I had to deal with this problem when I added support for protocols like PPP MP with a single sequence number that increments each fragment instead of separate sequence numbers and fragment numbers. (See Appendix A of RFC 4623 (PWE3 Fragmentation and Reassembly) for a list of protocols that use this style, including PPP MP (RFC 1990), PWE3 MPLS (RFC 4385), L2TPv2 (RFC 2661), L2TPv3 (RFC 3931), ATM, and Frame Relay.)

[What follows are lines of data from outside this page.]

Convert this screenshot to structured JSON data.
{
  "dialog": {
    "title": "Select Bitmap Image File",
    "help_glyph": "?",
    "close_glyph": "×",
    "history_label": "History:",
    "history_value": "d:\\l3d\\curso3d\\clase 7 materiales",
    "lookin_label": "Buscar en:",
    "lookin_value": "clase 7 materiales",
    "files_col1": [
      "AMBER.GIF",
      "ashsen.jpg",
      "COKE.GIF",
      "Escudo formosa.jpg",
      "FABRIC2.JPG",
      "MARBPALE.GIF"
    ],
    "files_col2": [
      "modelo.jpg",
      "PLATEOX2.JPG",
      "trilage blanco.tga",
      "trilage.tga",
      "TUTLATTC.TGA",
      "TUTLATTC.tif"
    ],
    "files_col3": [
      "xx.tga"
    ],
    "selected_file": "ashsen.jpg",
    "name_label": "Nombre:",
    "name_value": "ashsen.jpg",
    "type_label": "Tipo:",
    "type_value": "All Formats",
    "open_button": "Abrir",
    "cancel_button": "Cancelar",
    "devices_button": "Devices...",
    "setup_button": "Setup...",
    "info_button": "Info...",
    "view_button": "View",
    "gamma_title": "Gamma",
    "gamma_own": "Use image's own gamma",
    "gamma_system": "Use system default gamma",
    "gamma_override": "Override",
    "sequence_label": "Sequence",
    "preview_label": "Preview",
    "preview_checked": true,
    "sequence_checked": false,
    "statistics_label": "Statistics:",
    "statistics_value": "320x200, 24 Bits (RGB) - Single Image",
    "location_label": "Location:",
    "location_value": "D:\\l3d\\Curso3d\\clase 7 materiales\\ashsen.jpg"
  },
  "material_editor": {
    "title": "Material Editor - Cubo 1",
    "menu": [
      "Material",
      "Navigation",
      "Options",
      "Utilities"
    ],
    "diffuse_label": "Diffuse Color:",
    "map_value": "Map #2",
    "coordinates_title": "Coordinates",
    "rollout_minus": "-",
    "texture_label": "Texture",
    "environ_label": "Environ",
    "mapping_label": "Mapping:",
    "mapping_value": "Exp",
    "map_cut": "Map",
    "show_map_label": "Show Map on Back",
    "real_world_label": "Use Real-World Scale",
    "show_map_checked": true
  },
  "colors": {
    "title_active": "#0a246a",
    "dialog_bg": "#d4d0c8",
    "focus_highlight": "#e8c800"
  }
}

The problem happened in some long captures I had with some dropped packets and where the "short sequence number" variant was used for MLPPP, which is 12 bits (so a little bit bigger than the 8 bits with ZigBee, but not having separate fragment sequence numbers effectively costs a couple bits.) See in particular fragment_add_seq_single_aging(), and all the fragment_add_seq_single_* functions in general. My approach, which may not have been optimal, used a REASSEMBLE_FLAGS_AGING flag and a max_age parameter to discard partially reassembled fragments. When wireshark gets a new fragment and looks in the table of partially reassembled fragments to add it to, if the partially reassembled fragment comes from a frame number that is very old, that partially reassembled fragment is discarded. I ended up using the previously unused frame field of the partially reassembled fragment head for this (fh->frame), storing the frame number of most recently added fragment in this as well.
Take a look at those functions, as it may provide some help for your approach. It worked for me on those files that I had.